Canada and Mexico. Of the 15 percent of that natural gas we import, 80 percent is produced in Canada and delivered via pipeline. Canada has a huge natural gas resource base and can produce far more natural gas than it can use. It is more economic for customers in northern U.S. cities to purchase Canadian gas than to purchase gas transported from the Gulf coast. Mexico, too, has a large natural gas resource base that, sometime in the future, may be a valuable supplemental gas supply to serve U.S. customers in the west and southwest. Today, however, the U.S. actually is a net exporter of gas to Mexico to serve industries growing along the Mexico side of the U.S.-Mexico border.

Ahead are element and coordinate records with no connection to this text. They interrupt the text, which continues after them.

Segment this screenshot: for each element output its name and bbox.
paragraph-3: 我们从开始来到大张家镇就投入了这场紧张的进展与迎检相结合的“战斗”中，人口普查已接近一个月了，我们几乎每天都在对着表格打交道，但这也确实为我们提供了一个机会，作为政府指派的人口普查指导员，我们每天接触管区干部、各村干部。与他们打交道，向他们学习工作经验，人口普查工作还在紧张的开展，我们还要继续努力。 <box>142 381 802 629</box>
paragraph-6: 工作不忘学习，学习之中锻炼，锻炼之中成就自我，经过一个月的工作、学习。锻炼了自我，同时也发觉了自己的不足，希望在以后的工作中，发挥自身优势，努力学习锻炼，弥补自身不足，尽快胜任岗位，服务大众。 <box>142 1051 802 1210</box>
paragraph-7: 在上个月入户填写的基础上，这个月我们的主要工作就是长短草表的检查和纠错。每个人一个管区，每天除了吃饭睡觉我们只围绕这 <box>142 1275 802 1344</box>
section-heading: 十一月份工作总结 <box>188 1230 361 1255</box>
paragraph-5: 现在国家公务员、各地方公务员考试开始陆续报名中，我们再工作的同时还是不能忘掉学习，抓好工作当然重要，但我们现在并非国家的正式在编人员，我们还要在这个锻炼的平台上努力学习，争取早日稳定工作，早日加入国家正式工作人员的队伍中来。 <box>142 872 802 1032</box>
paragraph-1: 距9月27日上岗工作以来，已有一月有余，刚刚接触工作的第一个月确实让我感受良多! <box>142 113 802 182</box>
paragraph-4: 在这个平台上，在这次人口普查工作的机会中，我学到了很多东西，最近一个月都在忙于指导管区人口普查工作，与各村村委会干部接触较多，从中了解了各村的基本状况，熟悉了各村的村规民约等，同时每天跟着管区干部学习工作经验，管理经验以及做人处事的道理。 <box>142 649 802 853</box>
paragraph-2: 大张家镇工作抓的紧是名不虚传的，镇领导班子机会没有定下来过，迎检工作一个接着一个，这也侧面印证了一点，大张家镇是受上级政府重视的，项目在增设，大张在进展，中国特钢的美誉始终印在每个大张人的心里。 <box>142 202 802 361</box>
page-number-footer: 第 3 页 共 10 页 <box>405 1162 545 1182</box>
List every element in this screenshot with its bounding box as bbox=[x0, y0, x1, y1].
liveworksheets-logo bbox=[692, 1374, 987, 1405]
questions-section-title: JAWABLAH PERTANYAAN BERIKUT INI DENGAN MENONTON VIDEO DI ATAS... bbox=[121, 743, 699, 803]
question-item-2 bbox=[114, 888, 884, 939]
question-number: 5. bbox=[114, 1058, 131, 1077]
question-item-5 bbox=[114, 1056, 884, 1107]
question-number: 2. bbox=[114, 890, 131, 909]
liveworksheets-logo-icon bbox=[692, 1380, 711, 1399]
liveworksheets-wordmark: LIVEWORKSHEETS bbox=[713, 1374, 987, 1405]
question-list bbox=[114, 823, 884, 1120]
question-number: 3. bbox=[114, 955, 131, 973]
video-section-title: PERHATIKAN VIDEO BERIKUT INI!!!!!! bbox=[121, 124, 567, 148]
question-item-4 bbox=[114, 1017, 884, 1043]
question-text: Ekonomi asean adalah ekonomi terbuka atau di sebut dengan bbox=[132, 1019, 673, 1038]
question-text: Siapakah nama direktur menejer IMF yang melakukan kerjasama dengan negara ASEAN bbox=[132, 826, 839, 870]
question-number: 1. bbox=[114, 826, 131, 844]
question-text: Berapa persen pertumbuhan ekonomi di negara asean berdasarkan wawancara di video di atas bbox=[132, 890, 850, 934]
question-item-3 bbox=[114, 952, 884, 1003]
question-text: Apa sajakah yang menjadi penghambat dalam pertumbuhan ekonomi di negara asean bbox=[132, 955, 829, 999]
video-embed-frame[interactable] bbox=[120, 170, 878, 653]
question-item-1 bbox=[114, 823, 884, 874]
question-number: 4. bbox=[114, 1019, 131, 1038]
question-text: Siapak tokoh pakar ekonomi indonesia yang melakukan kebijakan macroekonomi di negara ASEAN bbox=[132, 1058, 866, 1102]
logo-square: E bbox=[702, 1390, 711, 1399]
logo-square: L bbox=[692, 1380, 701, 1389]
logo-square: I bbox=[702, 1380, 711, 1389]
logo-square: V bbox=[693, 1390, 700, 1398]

LNG Imports. A small quantity of gas is imported to the U.S. in the form of liquefied natural gas (LNG). Currently, there are only four active U.S. LNG importation terminals – in Boston, Massachusetts; Cove Point, Maryland; Savannah, Georgia; and Lake Charles, Louisiana. More are planned, but the total amount of gas imported into the U.S. via LNG is expected to remain small. In 2007, imported LNG represented less than one-quarter of one Tcf (less than one percent) of gas used in the U.S. – about 3 percent of U.S. consumption. This is not expected to increase, and, in fact, during the first half of 2008, LNG imports actually declined.

The Worldwide Trade in Natural Gas
The world has more natural gas than petroleum, and natural gas resources are more evenly distributed. As a result, a growing number of countries have discovered indigenous natural gas resources that they are interested in selling in the international market. Meanwhile, the demand for natural gas from countries with a limited domestic energy resource base (e.g., Japan, Korea) is increasing. So it is expected that worldwide trade in natural gas will be expanding steadily.

The direct impact of this on the United States will be very limited. The world market for natural gas is very different than that for petroleum. With petroleum, America imports almost three-quarters of what it uses and all the oil used is affected by the worldwide oil price. On the other hand, the U.S. natural gas market has the following characteristics: (1) the vast majority of the natural gas used here is produced here, and (2) except for one small exception, the United States and Canada have no ability to produce and sell their natural gas on the international market via LNG. As a result, the U.S. and Canada) are largely isolated from the international market and the world clearing price for natural gas. In other words, supply and demand in America – not the world price -- determines the average natural gas price in America. As a case in point, during the first part of 2008, the price of natural gas in the U.S. was significantly less than the world price for natural gas. As a result, the U.S. LNG importation terminals were only operating at 20 percent of their capacity since they couldn’t “bid away” LNG from other countries.

There are no plans to build any LNG export terminals in the U.S. and, because of all the domestic U.S. natural gas resources, the U.S. will continue to rely on its own its domestic supply to satisfy the vast majority of its domestic demand.

NGVs Impact on Natural Gas Use
In 2007, America used 22.9 trillion cubic feet (Tcf) of natural gas, which represented about 24 percent of all primary energy used in the U.S.  Of that amount, the 130,000 NGVs operating on U.S roads used no more than 0.052 percent!.  Even if the number of NGVs were to increase 100-fold in the next ten years to 11,000,000 or roughly 5 percent of the entire vehicle market (a formidable goal), the impact on natural gas supplies and the natural gas delivery infrastructure would be small -- equating to about 4 percent of total U.S. natural gas consumption.